I have been reading about Thomas Bewick (1753-1828), a British wood-engraver who grew up in the Tyne valley of Northumbria and apprenticed in Newcastle. A late-developed type of woodcut, wood engraving uses end-grain wood (usually boxwood, slow growing, dense and hard), sliced across the branch or trunk, and engravers tools (Bewick also engraved silver). Multi-talented, Bewick’s specialty was as a miniaturist. These images are only a few inches square; the original of the fingerprint print above is life-sized to Bewick's finger, so note the farm house on the right and the obscured horse and rider on the right.
A night heron, Nycticorax nycticorax, -- we'd call it a black-crowned night-heron.
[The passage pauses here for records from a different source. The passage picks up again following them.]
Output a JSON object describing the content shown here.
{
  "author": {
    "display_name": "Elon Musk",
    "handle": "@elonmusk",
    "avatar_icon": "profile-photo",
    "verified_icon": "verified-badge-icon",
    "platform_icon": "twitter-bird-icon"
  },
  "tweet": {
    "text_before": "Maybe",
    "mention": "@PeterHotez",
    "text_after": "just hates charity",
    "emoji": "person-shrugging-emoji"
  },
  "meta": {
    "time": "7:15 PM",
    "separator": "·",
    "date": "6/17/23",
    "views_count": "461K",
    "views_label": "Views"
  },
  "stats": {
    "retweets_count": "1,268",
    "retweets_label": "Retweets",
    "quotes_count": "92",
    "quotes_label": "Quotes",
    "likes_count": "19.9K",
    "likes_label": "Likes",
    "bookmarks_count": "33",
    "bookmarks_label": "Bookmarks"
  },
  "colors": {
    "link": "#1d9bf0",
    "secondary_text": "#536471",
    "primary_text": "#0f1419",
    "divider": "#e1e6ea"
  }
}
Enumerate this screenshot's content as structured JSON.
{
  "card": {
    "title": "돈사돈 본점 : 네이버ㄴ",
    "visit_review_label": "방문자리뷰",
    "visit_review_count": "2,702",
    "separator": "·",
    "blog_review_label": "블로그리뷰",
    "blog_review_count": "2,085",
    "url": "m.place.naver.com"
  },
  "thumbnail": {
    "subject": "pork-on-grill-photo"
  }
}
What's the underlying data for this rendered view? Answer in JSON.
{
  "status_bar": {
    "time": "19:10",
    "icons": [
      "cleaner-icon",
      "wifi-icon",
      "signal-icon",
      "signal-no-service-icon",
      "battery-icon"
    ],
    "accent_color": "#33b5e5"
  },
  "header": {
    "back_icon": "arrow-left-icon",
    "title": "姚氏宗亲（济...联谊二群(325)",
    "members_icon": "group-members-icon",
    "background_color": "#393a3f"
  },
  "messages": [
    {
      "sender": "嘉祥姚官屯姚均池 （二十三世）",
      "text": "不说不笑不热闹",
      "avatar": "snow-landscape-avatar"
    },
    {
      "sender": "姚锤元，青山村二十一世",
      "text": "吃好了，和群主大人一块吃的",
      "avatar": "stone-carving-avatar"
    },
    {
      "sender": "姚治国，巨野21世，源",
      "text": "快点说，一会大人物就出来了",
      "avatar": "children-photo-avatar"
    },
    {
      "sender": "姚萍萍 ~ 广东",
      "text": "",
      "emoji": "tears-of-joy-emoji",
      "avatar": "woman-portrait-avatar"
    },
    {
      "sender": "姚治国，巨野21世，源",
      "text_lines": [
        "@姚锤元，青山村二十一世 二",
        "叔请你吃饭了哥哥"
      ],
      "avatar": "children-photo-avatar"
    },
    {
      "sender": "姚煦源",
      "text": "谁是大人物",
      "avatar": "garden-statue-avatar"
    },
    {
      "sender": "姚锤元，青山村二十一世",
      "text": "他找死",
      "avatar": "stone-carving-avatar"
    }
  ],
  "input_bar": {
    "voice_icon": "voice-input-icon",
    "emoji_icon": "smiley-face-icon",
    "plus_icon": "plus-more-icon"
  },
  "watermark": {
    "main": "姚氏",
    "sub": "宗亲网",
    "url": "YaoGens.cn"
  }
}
An amateur naturalist, Bewick's books History of British Birds and The General History of Quadrupeds were probably the first field guides for general use. In his old age, he met John James Audubon, who was scouring Britain for engravers and subscribers for his monumental folio (most definitely not a field guide).
From the uncompleted History of British Fishes.

In Jenny Uglow’s Nature’s Engraver: A Life of Thomas Bewick we are reminded, yet again, of the great sympathy the American Revolution roused among British radicals and nonconformists (in all senses) -- odious press gangs had to work overtime to man the fleet, and those filthy Hessians had to be b(r)ought over – because tradesmen, mechanics, and artisans like Bewick either had very little interest in doing the monarchy’s dirty work or actively supported the birth of a republic across the Atlantic.

So here's to you, Tommy Bewick!

1 comment:

amarilla said...

You and Bewick have given me much to think about in the contrast of the carving's musical precision and the blobby, organic individuality of the contours in his fingerprint. Much difference but in both cases the lines similarly reverberate.